Pour Gerjaliu, de grands dommages au Kosovo ne participent pas non plus au moment même où les élites des Balkans occidentaux y participent.
“Je pense que nous sommes d'accord pour dire que le Kosovo en tant qu'État n'a pas le confort de susciter un rejet politique face à diverses initiatives régionales, il faut comprendre que l'Albanie, en particulier Tirana, s'est transformée en une ville à la fois économique, politique et géostratégique, dans les Balkans occidentaux, et ce n'est pas la distance qui rend difficile la participation du gouvernement du Kosovo. Il semble que l'arrogance du gouvernement actuel au Kosovo, qu'il s'agisse d'une position, de citoyens, de municipalités ou d'une attitude discrète, même dans des rejets et d'autres initiatives régionales qui nuisent au Kosovo comme dans l'économie, la politique, l'intégration, mais, surtout, scellent le Kosovo un refus qui nuira émotionnellement aux citoyens. Le fait même qu'aujourd'hui soit l'élite européenne à Tirana et qu'elle soit presque les principaux dirigeants des Balkans occidentaux, et que le Kosovo ne soit pas présent, est un dommage qui coûtera beaucoup” au Kosovo, a déclaré M. Grjaliu.
Cela se produit lorsque le Kosovo fait l'objet de sanctions ou de mesures de l'UE et non d'une réflexion avec des idées, de la créativité et une volonté d'intégration européenne. Aujourd'hui, le partage budgétaire de près de 6 milliards d'euros est prévu, un accord est conclu et le Kosovo n'a pas de mal à faire au Kosovo dans son secteur privé parce que ces événements sont transmis à une pompe médiatique, je pense que cela a été une bonne occasion pour la présence du Kosovo et l'argument de ce que vous pensez sera discuté et lié au dinar”, a dit Grjaliu.

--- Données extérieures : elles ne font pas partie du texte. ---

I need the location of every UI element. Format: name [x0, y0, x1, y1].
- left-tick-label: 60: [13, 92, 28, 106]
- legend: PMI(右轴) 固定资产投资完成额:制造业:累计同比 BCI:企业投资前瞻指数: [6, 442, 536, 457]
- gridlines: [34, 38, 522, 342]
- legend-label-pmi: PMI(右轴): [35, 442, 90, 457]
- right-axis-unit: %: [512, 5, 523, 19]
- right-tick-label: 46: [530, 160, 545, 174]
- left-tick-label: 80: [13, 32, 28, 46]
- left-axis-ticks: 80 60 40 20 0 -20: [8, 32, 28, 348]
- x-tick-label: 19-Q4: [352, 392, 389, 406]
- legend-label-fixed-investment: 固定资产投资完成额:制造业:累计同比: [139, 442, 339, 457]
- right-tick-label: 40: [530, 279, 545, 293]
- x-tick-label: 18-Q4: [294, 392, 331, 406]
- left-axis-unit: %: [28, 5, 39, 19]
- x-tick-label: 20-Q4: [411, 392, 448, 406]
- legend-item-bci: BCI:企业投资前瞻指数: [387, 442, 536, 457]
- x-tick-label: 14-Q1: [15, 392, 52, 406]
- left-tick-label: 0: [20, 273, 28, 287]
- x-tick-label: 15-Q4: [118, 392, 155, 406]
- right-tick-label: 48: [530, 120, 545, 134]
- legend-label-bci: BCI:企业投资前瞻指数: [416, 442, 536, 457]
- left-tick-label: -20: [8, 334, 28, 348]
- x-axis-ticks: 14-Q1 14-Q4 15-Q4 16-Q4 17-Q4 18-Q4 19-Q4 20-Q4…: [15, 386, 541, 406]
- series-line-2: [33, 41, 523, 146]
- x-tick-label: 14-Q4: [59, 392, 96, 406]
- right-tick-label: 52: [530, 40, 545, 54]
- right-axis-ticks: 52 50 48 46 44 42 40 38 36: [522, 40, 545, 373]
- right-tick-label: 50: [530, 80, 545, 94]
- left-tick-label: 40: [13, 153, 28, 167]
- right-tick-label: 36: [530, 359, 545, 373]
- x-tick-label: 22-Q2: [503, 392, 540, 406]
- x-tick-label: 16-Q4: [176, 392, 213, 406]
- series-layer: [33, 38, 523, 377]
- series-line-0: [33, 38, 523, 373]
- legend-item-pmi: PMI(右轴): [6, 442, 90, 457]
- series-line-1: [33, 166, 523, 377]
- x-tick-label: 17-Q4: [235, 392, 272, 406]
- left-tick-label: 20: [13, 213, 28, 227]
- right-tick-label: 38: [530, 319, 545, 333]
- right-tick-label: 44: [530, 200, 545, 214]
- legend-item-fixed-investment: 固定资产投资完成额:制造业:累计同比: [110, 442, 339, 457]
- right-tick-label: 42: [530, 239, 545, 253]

L'ancien chef de l'OEK souligne que le travail est plus important pour l'Europe dans les Balkans occidentaux que vice versa. Le maintien d'un tel sommet en Serbie ou en Russie, selon Gerjaliu, serait normal pour la non-participation du Kosovo.
“On ne peut trouver d'Arsyet pour la non-participation parce qu'il n'y a pas eu de sommet à Belgrade ou en Russie, où le Kosovo a des problèmes politiques ouverts, mais où des projets pour six pays distincts sont mis en avant et où l'Europe est présente pour le lancement de ces projets n'est vraiment pas favorable au Kosovo. L'Europe fait beaucoup plus pour les Balkans occidentaux que les Balkans occidentaux pour l'Europe. Il y a quatre piliers qui tentent de les soutenir sont essentiels, il y a des besoins que tous les États des Balkans occidentaux ont réellement. Si nous analysons les indicateurs des Balkans occidentaux, la croissance des exportations, des investissements, des taux d'emploi, le salaire minimum de tous les États a des paramètres plus positifs que le Kosovo et ceux-ci devraient être dans des circonstances de motivation supplémentaires normales plus actives que d'autres États”, a déclaré Gerjaliu.
Gerjaliu a également critiqué la façon dont l'opposition devient au Kosovo, qu'il appelle “enterré”.
Malheureusement, au Kosovo, l'opposition a été exhumée que s'il y avait une opposition littérale, je ne pense pas qu'elle ait une raison de demander une autre ingérence pour un échec dans une direction ou dans d'autres aspects. Avec l'Albanie, nous sommes deux états d'un peuple dinars, et le niveau de coopération économique est un niveau entre deux entreprises, plutôt que le nombre de pays dans cette direction, nous n'avons aucune raison d'euphorie, une distance et une arrogance qui est générée par le gouvernement du Kosovo, le manque de bonne communication entre les deux premiers ministres, et quand la politique renforce le pont criminalise le” l'économie, a déclaré Gerjaliu.